I remember the countless nights of my childhood during which Nora left me alone while she went to her work in some pub or hotel that had taken her on for the season. I can conjure her up now, smell her cheap lily-of-the-valley cologne as she bent to kiss me goodnight, her extravagant hair piled on top of her head like a seafront ice-cream and her figure sculpted by her barmaid’s dress or baffled by a severe waitress habit. I can still hear her whispering in my ear, entreating me to be a good girl – not to get out of bed, not to play with matches, not to choke on sweets, to scream if I was attacked by a stranger or a strangler or a rapist climbing in through the bedroom window. Nora always feared the worst.
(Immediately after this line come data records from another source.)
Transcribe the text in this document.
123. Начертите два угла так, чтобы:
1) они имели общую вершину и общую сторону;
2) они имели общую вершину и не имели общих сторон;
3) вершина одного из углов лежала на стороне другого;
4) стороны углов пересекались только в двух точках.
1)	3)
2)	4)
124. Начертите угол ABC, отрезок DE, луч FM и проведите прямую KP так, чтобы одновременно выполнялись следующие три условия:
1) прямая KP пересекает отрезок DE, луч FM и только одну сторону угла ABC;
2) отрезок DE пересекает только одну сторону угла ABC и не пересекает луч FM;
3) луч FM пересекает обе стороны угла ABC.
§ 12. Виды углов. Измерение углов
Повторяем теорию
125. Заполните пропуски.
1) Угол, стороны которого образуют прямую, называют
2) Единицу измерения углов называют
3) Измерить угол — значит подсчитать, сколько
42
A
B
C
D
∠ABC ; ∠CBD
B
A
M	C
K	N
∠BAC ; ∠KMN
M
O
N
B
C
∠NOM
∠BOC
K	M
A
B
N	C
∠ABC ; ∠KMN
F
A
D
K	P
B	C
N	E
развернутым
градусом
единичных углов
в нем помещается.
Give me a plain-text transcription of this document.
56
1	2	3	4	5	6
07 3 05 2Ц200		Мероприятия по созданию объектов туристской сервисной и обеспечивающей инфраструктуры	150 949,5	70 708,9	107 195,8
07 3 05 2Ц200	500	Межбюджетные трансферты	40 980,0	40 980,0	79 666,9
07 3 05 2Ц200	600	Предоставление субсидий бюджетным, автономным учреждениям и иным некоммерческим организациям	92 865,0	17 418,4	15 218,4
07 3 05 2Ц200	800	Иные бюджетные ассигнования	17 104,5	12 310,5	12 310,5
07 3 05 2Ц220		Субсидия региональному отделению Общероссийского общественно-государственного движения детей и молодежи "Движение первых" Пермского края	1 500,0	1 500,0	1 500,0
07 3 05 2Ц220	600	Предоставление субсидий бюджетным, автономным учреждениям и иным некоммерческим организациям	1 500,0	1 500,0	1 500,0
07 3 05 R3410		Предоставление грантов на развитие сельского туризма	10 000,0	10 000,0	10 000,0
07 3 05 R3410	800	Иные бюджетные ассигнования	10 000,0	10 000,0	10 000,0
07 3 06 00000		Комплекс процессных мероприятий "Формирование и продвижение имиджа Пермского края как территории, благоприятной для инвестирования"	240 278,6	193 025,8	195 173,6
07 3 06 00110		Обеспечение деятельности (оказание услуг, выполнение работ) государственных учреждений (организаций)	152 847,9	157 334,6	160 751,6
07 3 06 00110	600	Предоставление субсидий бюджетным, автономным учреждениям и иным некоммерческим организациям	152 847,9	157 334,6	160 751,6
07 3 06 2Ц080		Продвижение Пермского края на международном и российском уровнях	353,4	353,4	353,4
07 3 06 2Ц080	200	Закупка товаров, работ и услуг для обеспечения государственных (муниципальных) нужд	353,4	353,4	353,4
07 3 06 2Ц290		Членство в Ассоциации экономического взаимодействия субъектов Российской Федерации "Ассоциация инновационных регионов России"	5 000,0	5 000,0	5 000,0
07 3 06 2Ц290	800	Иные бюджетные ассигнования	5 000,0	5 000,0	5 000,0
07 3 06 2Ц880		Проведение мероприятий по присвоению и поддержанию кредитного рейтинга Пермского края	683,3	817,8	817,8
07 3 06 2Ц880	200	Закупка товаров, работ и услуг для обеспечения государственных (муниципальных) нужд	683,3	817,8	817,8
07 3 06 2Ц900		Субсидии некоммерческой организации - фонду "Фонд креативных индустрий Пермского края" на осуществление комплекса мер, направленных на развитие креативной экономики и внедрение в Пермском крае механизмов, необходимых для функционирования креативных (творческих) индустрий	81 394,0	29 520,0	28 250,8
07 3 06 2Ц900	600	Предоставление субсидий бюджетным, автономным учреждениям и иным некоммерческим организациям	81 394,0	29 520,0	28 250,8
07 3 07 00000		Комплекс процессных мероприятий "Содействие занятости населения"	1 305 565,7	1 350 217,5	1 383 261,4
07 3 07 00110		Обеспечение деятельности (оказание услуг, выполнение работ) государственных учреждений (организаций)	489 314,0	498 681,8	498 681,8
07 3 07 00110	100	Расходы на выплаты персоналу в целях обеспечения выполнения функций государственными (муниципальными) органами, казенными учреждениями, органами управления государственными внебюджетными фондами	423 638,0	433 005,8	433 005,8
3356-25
~ From experience, she says darkly.
We drifted on, in and out with the tide, like flotsam, spending our time departing and arriving (or arriving and departing, depending on how you look at it). I grew up a connoisseur of pavilions and winter gardens and miniature golf courses. I may have been mystified by the conjugation of foreign verbs and the complex lives of fractions but I always knew my tide-tables. Nora’s talents (piano, French, Scottish country dancing) qualified her for nothing useful, but she never had trouble finding work in some Sailor’s Rest pub or Crow’s Nest café.
Nora usually lived in wherever she was working so that ‘home’ was some cold hotel attic or a ramshackle room over a public bar where the two of us slept in rooms where the smell of mass catering and stale beer seeped up through the floorboards to join the aroma of wet hand-washed laundry drying dangerously on an Ascot water heater. We lived off other people’s leftovers – salted nuts and olives and maraschino cherries from gin palaces and lounge bars, or restaurant scrapings – wedding trifle from the bottom of catering bowls and stale canapés from dinner-dances. And endless fish and chips, eaten in vinegary haste straight from the newspaper before Nora rushed to work.
No wonder, therefore, that wherever we went I sought out friends with families of a larger and more conventional composition – girls who lived in ordinary houses (thirties semi-detached, good-sized garden), had a stay-at-home, homespun mother, a known father (an accountant, a grocer), at least one sibling, a grandmother, a dog, an aunt or two. Families who spent their lives boiling kettles, flushing toilets, answering phones (ad infinitum, ad nauseam).